I was intrigued by this Slate piece, more or less a summary of Amos et al. (2014)'s Nature article, which essentially states that groundwater depletion and subsequent crustal unloading causes a decrease in the stress normal to the San Andreas fault, thus bringing the fault "closer to failure" (to quote from the abstract).
Does that mean, as Eric Holthaus, the author of the Slate post suggests, Amos and his co-authors believe that due to the drought, the next "major" earthquake may not be quite as significant in magnitude? (The idea being that an increase in small-magnitude slip events over several years will help ease the intensity of short-period rupture propagation during a larger event?) Or, does it mean that the released stress is just being redistributed to locked sections of the fault system, which I assume experience decreased Mohr–Coulomb forces due to the region wide groundwater draw down?
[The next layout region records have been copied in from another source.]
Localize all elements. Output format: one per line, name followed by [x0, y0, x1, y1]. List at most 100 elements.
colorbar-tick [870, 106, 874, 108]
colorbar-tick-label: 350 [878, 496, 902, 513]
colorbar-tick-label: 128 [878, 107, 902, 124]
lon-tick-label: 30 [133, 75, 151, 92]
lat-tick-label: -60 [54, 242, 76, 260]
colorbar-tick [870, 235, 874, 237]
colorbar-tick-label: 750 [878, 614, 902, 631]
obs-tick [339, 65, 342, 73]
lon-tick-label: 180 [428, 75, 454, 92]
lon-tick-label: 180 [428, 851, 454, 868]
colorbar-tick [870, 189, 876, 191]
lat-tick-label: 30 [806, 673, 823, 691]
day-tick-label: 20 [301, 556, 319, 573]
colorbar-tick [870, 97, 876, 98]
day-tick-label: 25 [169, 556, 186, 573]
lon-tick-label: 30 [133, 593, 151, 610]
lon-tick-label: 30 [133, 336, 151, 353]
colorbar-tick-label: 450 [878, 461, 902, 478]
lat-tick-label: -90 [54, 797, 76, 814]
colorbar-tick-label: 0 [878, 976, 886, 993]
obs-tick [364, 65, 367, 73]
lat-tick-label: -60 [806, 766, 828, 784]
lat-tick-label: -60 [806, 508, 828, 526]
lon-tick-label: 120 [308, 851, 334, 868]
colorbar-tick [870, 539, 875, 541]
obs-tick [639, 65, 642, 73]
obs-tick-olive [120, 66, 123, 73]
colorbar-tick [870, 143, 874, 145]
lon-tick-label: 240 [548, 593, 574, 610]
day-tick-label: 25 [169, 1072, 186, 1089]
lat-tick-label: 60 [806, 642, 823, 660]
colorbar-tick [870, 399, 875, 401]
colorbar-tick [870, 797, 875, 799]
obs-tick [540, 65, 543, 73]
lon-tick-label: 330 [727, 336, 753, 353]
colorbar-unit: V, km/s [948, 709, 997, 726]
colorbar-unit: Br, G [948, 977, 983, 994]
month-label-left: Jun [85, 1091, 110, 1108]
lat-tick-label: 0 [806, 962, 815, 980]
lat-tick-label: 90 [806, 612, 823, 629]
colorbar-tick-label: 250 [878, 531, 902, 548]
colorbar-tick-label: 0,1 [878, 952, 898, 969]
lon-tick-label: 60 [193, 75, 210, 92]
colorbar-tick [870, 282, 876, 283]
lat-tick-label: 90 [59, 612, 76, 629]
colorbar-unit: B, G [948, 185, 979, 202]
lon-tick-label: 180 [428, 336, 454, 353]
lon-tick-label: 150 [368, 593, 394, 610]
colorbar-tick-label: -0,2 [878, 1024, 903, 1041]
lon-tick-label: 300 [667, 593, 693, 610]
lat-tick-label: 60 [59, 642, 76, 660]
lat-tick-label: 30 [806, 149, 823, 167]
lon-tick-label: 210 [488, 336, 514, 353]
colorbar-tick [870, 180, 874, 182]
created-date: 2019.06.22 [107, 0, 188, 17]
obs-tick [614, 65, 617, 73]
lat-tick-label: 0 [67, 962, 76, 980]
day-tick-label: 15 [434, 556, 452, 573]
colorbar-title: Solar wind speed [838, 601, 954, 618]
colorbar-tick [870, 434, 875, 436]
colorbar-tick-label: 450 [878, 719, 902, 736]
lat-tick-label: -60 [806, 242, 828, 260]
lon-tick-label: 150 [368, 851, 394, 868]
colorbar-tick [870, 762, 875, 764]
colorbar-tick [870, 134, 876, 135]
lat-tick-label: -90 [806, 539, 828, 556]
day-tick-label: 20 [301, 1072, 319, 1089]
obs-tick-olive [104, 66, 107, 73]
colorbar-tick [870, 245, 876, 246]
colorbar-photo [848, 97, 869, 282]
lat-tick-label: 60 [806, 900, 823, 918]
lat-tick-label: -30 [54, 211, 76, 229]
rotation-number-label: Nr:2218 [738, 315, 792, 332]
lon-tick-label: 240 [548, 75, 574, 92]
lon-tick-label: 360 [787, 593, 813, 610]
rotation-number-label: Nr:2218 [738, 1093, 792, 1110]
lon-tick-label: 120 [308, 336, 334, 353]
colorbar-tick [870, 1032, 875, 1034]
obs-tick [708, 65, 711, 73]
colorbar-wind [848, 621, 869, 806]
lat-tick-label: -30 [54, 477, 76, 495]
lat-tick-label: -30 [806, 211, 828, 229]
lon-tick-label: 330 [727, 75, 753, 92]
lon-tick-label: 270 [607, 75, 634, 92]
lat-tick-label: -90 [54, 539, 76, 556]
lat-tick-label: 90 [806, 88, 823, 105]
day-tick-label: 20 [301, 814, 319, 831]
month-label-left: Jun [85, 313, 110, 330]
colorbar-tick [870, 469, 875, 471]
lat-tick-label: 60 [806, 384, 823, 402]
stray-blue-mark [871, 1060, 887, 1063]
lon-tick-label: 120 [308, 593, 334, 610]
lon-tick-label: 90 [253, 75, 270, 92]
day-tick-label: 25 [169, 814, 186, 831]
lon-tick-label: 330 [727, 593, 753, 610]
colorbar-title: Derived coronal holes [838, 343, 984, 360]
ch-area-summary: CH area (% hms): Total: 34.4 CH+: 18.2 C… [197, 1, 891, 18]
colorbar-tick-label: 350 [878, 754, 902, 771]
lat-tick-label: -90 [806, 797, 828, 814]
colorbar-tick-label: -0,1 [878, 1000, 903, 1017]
Elsewhere in the Slate article, for example, Holthaus notes that the August 2014 Napa Earthquake actually redistributed some of its released stress onto the Hayward Fault, which doesn't quite seem to support the "easing" hypothesis.
Am I wrong in thinking that the two ideas referenced (easing vs. redistribution) might be mutually exclusive? I sort of wish Holthaus had delved a little deeper in his analysis, since it seems that the clarity of the Slate article takes a fair hit from this inconsistency.